State Bank of India (SBI), the country’s largest bank, increased its Mudra loan exposure by more than 53% to Rs 37,925 crore in FY23. Despite mounting NPAs, which account for about one-fifth of outstanding Mudra loans, this is the highest growth rate seen by the state-owned bank in the last five years.
This enormous increase in loan growth has contributed to a fall in gross NPAs, which has dropped from 23.70% in 2021-22 to 16.17% in 2022-23. In absolute terms, gross NPAs increased from Rs 5,889 crore in 2021-22 to Rs 6,133 crore in 2022-23.
The Pradhan Mantri Mudra Yojana (PMMY) Mudra loan is a business financing initiative that provides loans of up to Rs. 10 lakh to small, non-corporate, and non-farm firms.
The Mudra plan, which was launched in 2015, consists of three main loan categories.
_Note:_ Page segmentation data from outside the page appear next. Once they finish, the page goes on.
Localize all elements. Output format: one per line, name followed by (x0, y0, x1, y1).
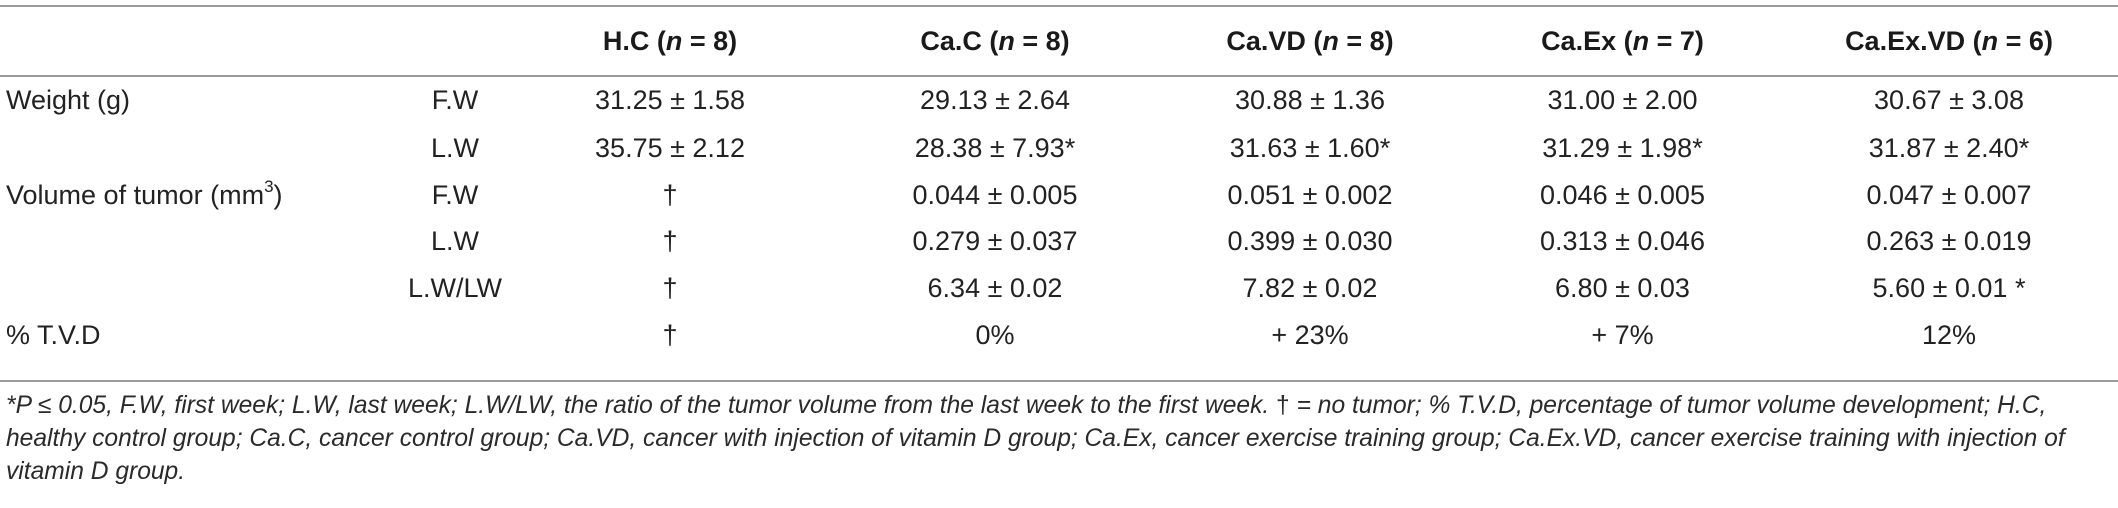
cell-value: 31.63 ± 1.60* (1229, 132, 1391, 163)
cell-value: 0.313 ± 0.046 (1540, 226, 1705, 257)
cell-value: † (662, 179, 678, 210)
cell-value: 0.047 ± 0.007 (1866, 179, 2032, 210)
cell-value: 0.399 ± 0.030 (1227, 226, 1393, 257)
table-row-weight-lw: L.W 35.75 ± 2.12 28.38 ± 7.93* 31.63 ± 1… (0, 125, 2118, 172)
results-table: H.C (n = 8) Ca.C (n = 8) Ca.VD (n = 8) C… (0, 7, 2118, 359)
table-row-tvd: % T.V.D † 0% + 23% + 7% 12% (0, 312, 2118, 359)
table-row-weight-fw: Weight (g) F.W 31.25 ± 1.58 29.13 ± 2.64… (0, 75, 2118, 125)
table-row-volume-ratio: L.W/LW † 6.34 ± 0.02 7.82 ± 0.02 6.80 ± … (0, 265, 2118, 312)
cell-value: + 23% (1271, 320, 1349, 351)
table-header-row: H.C (n = 8) Ca.C (n = 8) Ca.VD (n = 8) C… (0, 7, 2118, 75)
cell-value: 0.279 ± 0.037 (912, 226, 1078, 257)
header-group-cac: Ca.C (n = 8) (920, 25, 1070, 56)
cell-value: 12% (1921, 320, 1977, 351)
cell-value: † (662, 320, 678, 351)
row-sublabel-ratio: L.W/LW (408, 273, 502, 304)
cell-value: 5.60 ± 0.01 * (1872, 273, 2026, 304)
cell-value: 30.88 ± 1.36 (1235, 84, 1385, 115)
cell-value: 31.25 ± 1.58 (595, 84, 745, 115)
cell-value: 0.046 ± 0.005 (1540, 179, 1705, 210)
header-empty-label (0, 7, 405, 75)
row-sublabel-fw: F.W (431, 84, 479, 115)
cell-value: † (662, 273, 678, 304)
cell-value: 0.051 ± 0.002 (1227, 179, 1393, 210)
cell-value: 35.75 ± 2.12 (595, 132, 745, 163)
cell-value: 31.29 ± 1.98* (1542, 132, 1703, 163)
header-group-cavd: Ca.VD (n = 8) (1226, 25, 1394, 56)
header-group-caexvd: Ca.Ex.VD (n = 6) (1845, 25, 2053, 56)
row-sublabel-lw: L.W (430, 226, 479, 257)
row-label-empty (0, 265, 405, 312)
header-group-caex: Ca.Ex (n = 7) (1541, 25, 1704, 56)
cell-value: 6.34 ± 0.02 (927, 273, 1063, 304)
cell-value: 0% (975, 320, 1015, 351)
table-top-rule (0, 5, 2118, 7)
cell-value: + 7% (1591, 320, 1654, 351)
cell-value: 31.00 ± 2.00 (1547, 84, 1698, 115)
cell-value: 28.38 ± 7.93* (914, 132, 1076, 163)
table-header-rule (0, 75, 2118, 77)
row-sublabel-empty (405, 312, 505, 359)
row-label-weight: Weight (g) (6, 84, 131, 115)
row-label-volume: Volume of tumor (mm3) (6, 176, 283, 210)
cell-value: 29.13 ± 2.64 (920, 84, 1070, 115)
cell-value: 31.87 ± 2.40* (1868, 132, 2030, 163)
table-bottom-rule (0, 380, 2118, 382)
row-label-empty (0, 125, 405, 172)
table-footnote: *P ≤ 0.05, F.W, first week; L.W, last we… (6, 392, 2065, 485)
row-label-tvd: % T.V.D (6, 320, 101, 351)
table-row-volume-fw: Volume of tumor (mm3) F.W † 0.044 ± 0.00… (0, 172, 2118, 219)
cell-value: † (662, 226, 678, 257)
row-label-empty (0, 219, 405, 266)
header-group-hc: H.C (n = 8) (602, 25, 738, 56)
header-empty-sub (405, 7, 505, 75)
cell-value: 0.263 ± 0.019 (1866, 226, 2032, 257)
row-sublabel-lw: L.W (430, 132, 479, 163)
cell-value: 7.82 ± 0.02 (1242, 273, 1378, 304)
row-sublabel-fw: F.W (431, 179, 479, 210)
cell-value: 30.67 ± 3.08 (1874, 84, 2024, 115)
cell-value: 6.80 ± 0.03 (1555, 273, 1690, 304)
cell-value: 0.044 ± 0.005 (912, 179, 1078, 210)
table-row-volume-lw: L.W † 0.279 ± 0.037 0.399 ± 0.030 0.313 … (0, 219, 2118, 266)
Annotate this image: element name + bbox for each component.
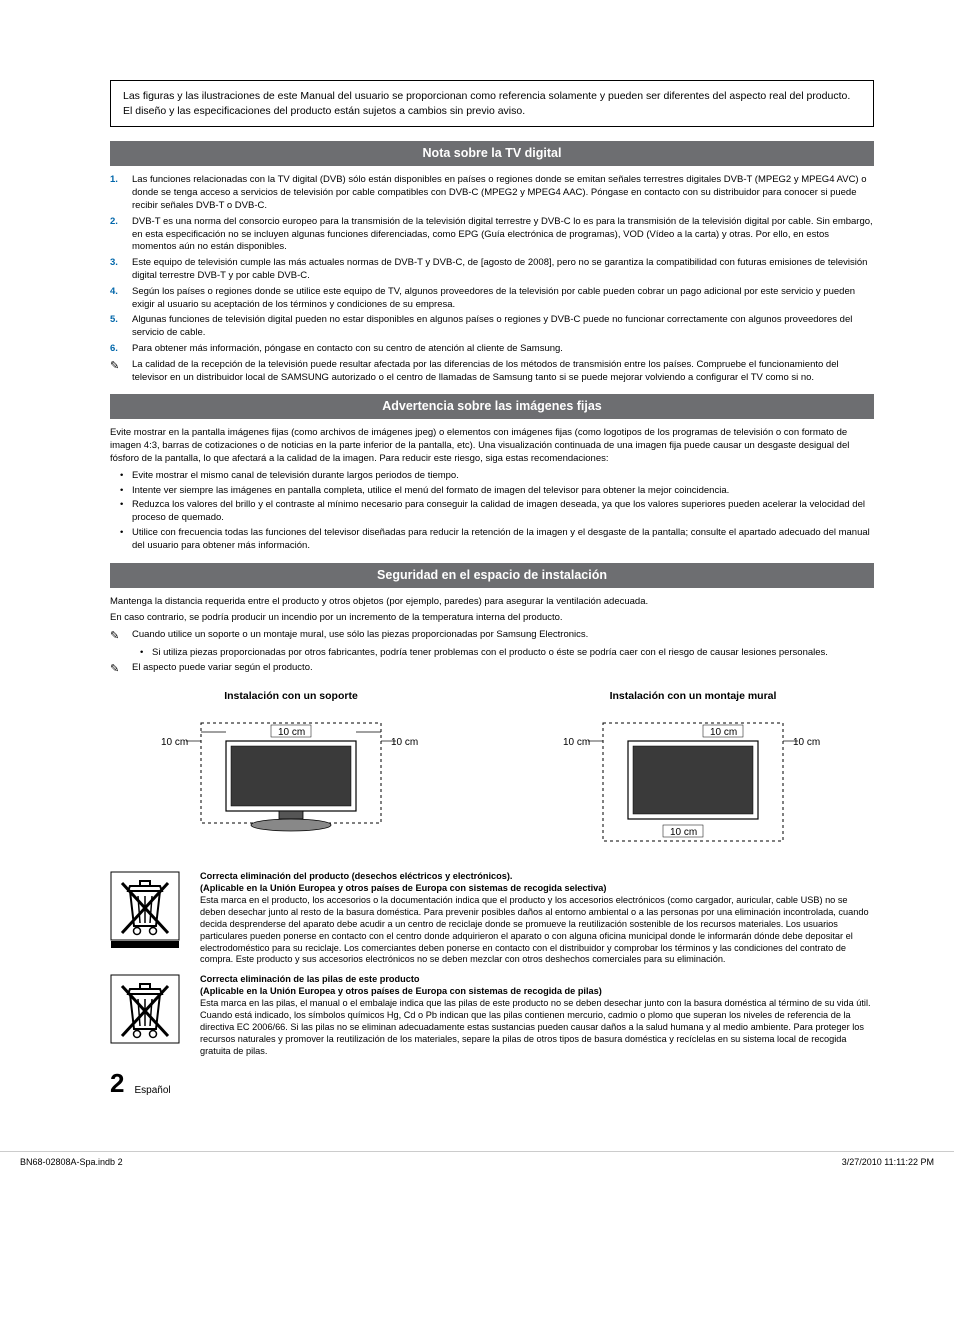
safety-note2: ✎ El aspecto puede variar según el produ… [110, 662, 874, 677]
notice-text: Las figuras y las ilustraciones de este … [123, 90, 850, 117]
disposal1-sub: (Aplicable en la Unión Europea y otros p… [200, 883, 606, 893]
safety-p2: En caso contrario, se podría producir un… [110, 612, 874, 625]
dim-label: 10 cm [278, 727, 305, 738]
note-text: El aspecto puede variar según el product… [132, 662, 874, 677]
dim-label: 10 cm [670, 827, 697, 838]
weee-icon [110, 871, 188, 967]
list-num: 3. [110, 257, 132, 283]
wall-title: Instalación con un montaje mural [512, 689, 874, 703]
list-item: Si utiliza piezas proporcionadas por otr… [152, 647, 874, 660]
section-header-still: Advertencia sobre las imágenes fijas [110, 394, 874, 419]
dtv-list: 1.Las funciones relacionadas con la TV d… [110, 174, 874, 356]
still-intro: Evite mostrar en la pantalla imágenes fi… [110, 427, 874, 465]
dim-label: 10 cm [793, 737, 820, 748]
safety-note1: ✎ Cuando utilice un soporte o un montaje… [110, 629, 874, 644]
page-footer: 2 Español [110, 1066, 874, 1101]
battery-weee-icon [110, 974, 188, 1058]
disposal2-sub: (Aplicable en la Unión Europea y otros p… [200, 986, 602, 996]
list-item: Evite mostrar el mismo canal de televisi… [132, 470, 874, 483]
print-footer-right: 3/27/2010 11:11:22 PM [842, 1156, 934, 1168]
print-footer: BN68-02808A-Spa.indb 2 3/27/2010 11:11:2… [0, 1151, 954, 1172]
disposal2-body: Esta marca en las pilas, el manual o el … [200, 998, 871, 1056]
list-item: Intente ver siempre las imágenes en pant… [132, 485, 874, 498]
safety-sub: Si utiliza piezas proporcionadas por otr… [110, 647, 874, 660]
dim-label: 10 cm [161, 737, 188, 748]
list-text: Para obtener más información, póngase en… [132, 343, 874, 356]
dtv-note: ✎ La calidad de la recepción de la telev… [110, 359, 874, 385]
disposal1-title: Correcta eliminación del producto (desec… [200, 871, 512, 881]
section-header-safety: Seguridad en el espacio de instalación [110, 563, 874, 588]
stand-diagram: 10 cm 10 cm 10 cm [110, 713, 472, 863]
still-bullets: Evite mostrar el mismo canal de televisi… [110, 470, 874, 553]
list-num: 4. [110, 286, 132, 312]
dim-label: 10 cm [391, 737, 418, 748]
list-num: 6. [110, 343, 132, 356]
list-text: Las funciones relacionadas con la TV dig… [132, 174, 874, 212]
note-icon: ✎ [110, 662, 132, 677]
notice-box: Las figuras y las ilustraciones de este … [110, 80, 874, 127]
list-text: DVB-T es una norma del consorcio europeo… [132, 216, 874, 254]
dim-label: 10 cm [710, 727, 737, 738]
page-language: Español [134, 1084, 170, 1102]
disposal2-title: Correcta eliminación de las pilas de est… [200, 974, 420, 984]
note-icon: ✎ [110, 359, 132, 385]
section-header-dtv: Nota sobre la TV digital [110, 141, 874, 166]
disposal1-body: Esta marca en el producto, los accesorio… [200, 895, 869, 965]
list-item: Utilice con frecuencia todas las funcion… [132, 527, 874, 553]
note-text: Cuando utilice un soporte o un montaje m… [132, 629, 874, 644]
list-item: Reduzca los valores del brillo y el cont… [132, 499, 874, 525]
stand-title: Instalación con un soporte [110, 689, 472, 703]
note-text: La calidad de la recepción de la televis… [132, 359, 874, 385]
safety-p1: Mantenga la distancia requerida entre el… [110, 596, 874, 609]
print-footer-left: BN68-02808A-Spa.indb 2 [20, 1156, 123, 1168]
list-num: 5. [110, 314, 132, 340]
list-text: Según los países o regiones donde se uti… [132, 286, 874, 312]
note-icon: ✎ [110, 629, 132, 644]
list-num: 2. [110, 216, 132, 254]
disposal-product: Correcta eliminación del producto (desec… [110, 871, 874, 967]
disposal-battery: Correcta eliminación de las pilas de est… [110, 974, 874, 1058]
list-text: Algunas funciones de televisión digital … [132, 314, 874, 340]
list-num: 1. [110, 174, 132, 212]
dim-label: 10 cm [563, 737, 590, 748]
wall-diagram: 10 cm 10 cm 10 cm 10 cm [512, 713, 874, 863]
list-text: Este equipo de televisión cumple las más… [132, 257, 874, 283]
page-number: 2 [110, 1066, 124, 1101]
install-diagrams: Instalación con un soporte 10 c [110, 689, 874, 863]
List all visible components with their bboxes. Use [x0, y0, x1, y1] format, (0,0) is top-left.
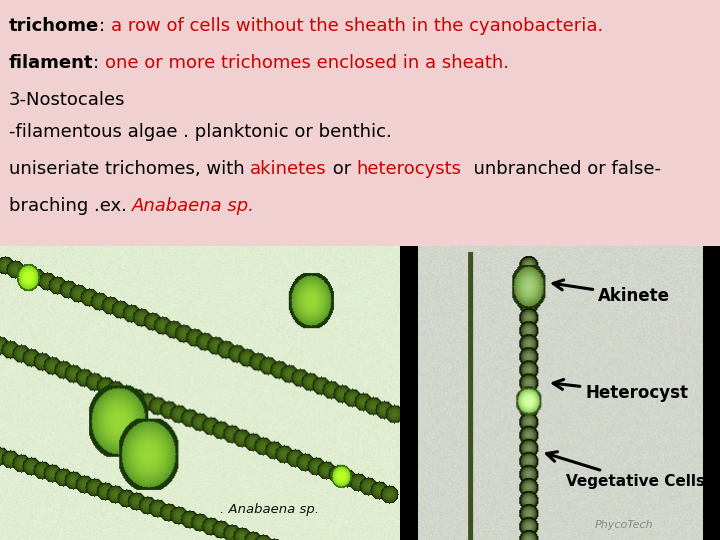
- Text: Anabaena sp.: Anabaena sp.: [132, 197, 255, 215]
- Text: PhycoTech: PhycoTech: [595, 520, 653, 530]
- Text: filament: filament: [9, 54, 93, 72]
- Text: uniseriate trichomes, with: uniseriate trichomes, with: [9, 160, 250, 178]
- Text: one or more trichomes enclosed in a sheath.: one or more trichomes enclosed in a shea…: [105, 54, 509, 72]
- Text: :: :: [99, 17, 111, 35]
- Text: -filamentous algae . planktonic or benthic.: -filamentous algae . planktonic or benth…: [9, 123, 392, 141]
- Text: heterocysts: heterocysts: [356, 160, 462, 178]
- Text: unbranched or false-: unbranched or false-: [462, 160, 661, 178]
- Text: akinetes: akinetes: [250, 160, 327, 178]
- Text: . Anabaena sp.: . Anabaena sp.: [220, 503, 319, 516]
- Text: a row of cells without the sheath in the cyanobacteria.: a row of cells without the sheath in the…: [111, 17, 603, 35]
- Text: Heterocyst: Heterocyst: [553, 380, 688, 402]
- Text: or: or: [327, 160, 356, 178]
- Text: trichome: trichome: [9, 17, 99, 35]
- Text: :: :: [93, 54, 105, 72]
- Text: braching .ex.: braching .ex.: [9, 197, 132, 215]
- Text: 3-Nostocales: 3-Nostocales: [9, 91, 125, 109]
- Text: Akinete: Akinete: [553, 280, 670, 305]
- Text: Vegetative Cells: Vegetative Cells: [546, 452, 705, 489]
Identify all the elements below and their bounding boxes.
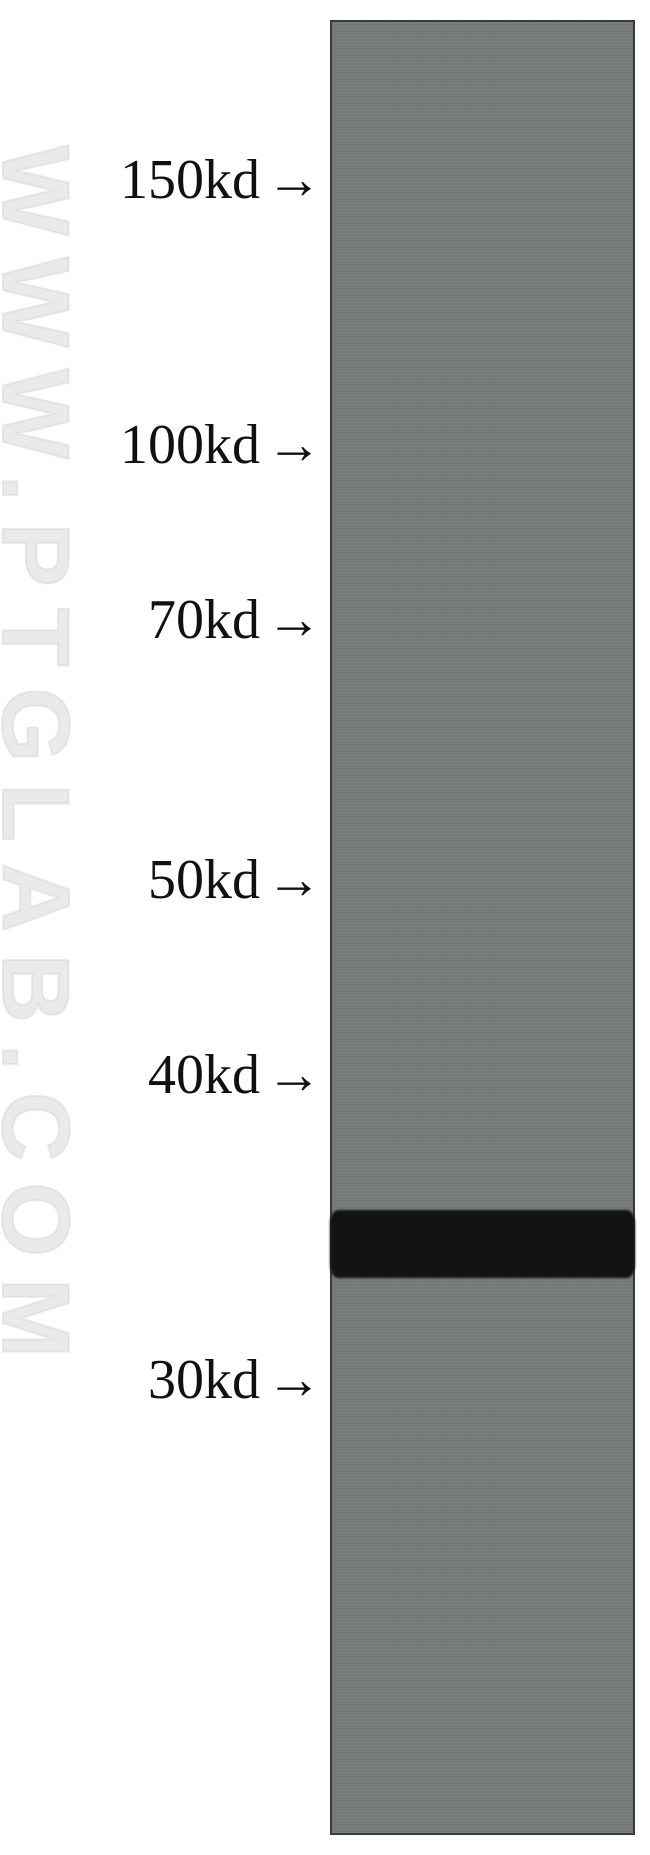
protein-band (330, 1210, 635, 1278)
marker-40kd: 40kd → (0, 1045, 330, 1105)
marker-100kd: 100kd → (0, 415, 330, 475)
arrow-right-icon: → (266, 1352, 322, 1408)
arrow-right-icon: → (266, 592, 322, 648)
arrow-right-icon: → (266, 417, 322, 473)
arrow-right-icon: → (266, 852, 322, 908)
marker-label: 50kd (0, 852, 260, 908)
blot-figure: 150kd → 100kd → 70kd → 50kd → 40kd → 30k… (0, 0, 650, 1855)
arrow-right-icon: → (266, 152, 322, 208)
marker-70kd: 70kd → (0, 590, 330, 650)
watermark-text: WWW.PTGLAB.COM (0, 145, 90, 1379)
marker-label: 70kd (0, 592, 260, 648)
marker-30kd: 30kd → (0, 1350, 330, 1410)
arrow-right-icon: → (266, 1047, 322, 1103)
marker-label: 150kd (0, 152, 260, 208)
marker-label: 100kd (0, 417, 260, 473)
marker-label: 30kd (0, 1352, 260, 1408)
gel-lane (330, 20, 635, 1835)
marker-label: 40kd (0, 1047, 260, 1103)
marker-50kd: 50kd → (0, 850, 330, 910)
marker-150kd: 150kd → (0, 150, 330, 210)
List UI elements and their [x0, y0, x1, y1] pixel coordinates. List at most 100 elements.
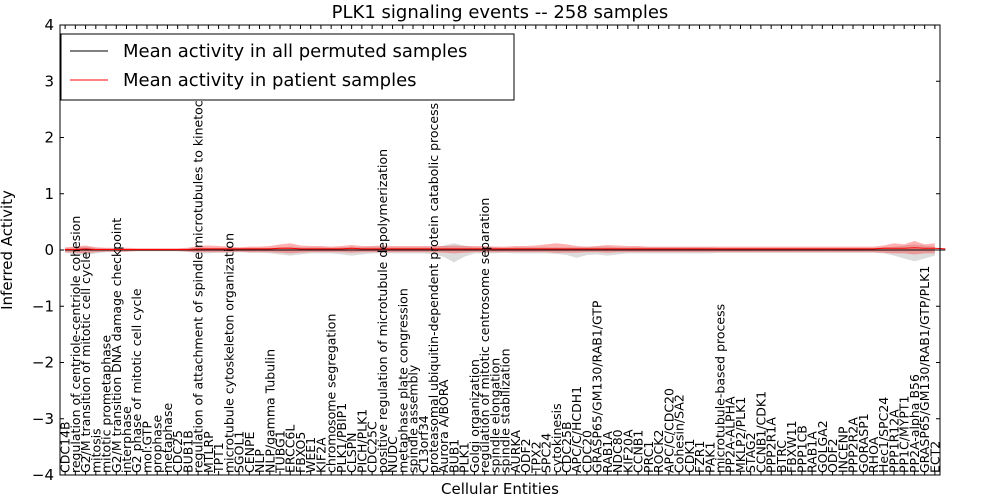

The Shishu category includes loans up to Rs 50,000, the Kishor category includes loans between Rs 50,000 and Rs 5 lakh, and the Tarun category includes loans between Rs 5 lakh and Rs 10 lakh.
Despite being backed by the Micro Units Development and Refinance Agency (MUDRA), a government-owned NBFC that promotes the expansion of the micro-enterprise sector, banks receive little refinancing assistance. Banks lend money directly from their balance sheets.
The PSBs’ aggressiveness is a significant disadvantage of the scheme. Initially, the government set targets for banks, including regional sub-targets. However, PSBs face their own set of issues, including insufficient credit appraisal and a lack of proper monitoring.
Mudra exposure does not represent a concern to banks’ balance sheets due to considerable diversity in their lending portfolios. What is troubling is that the NPAs have yet to fall into the single digits.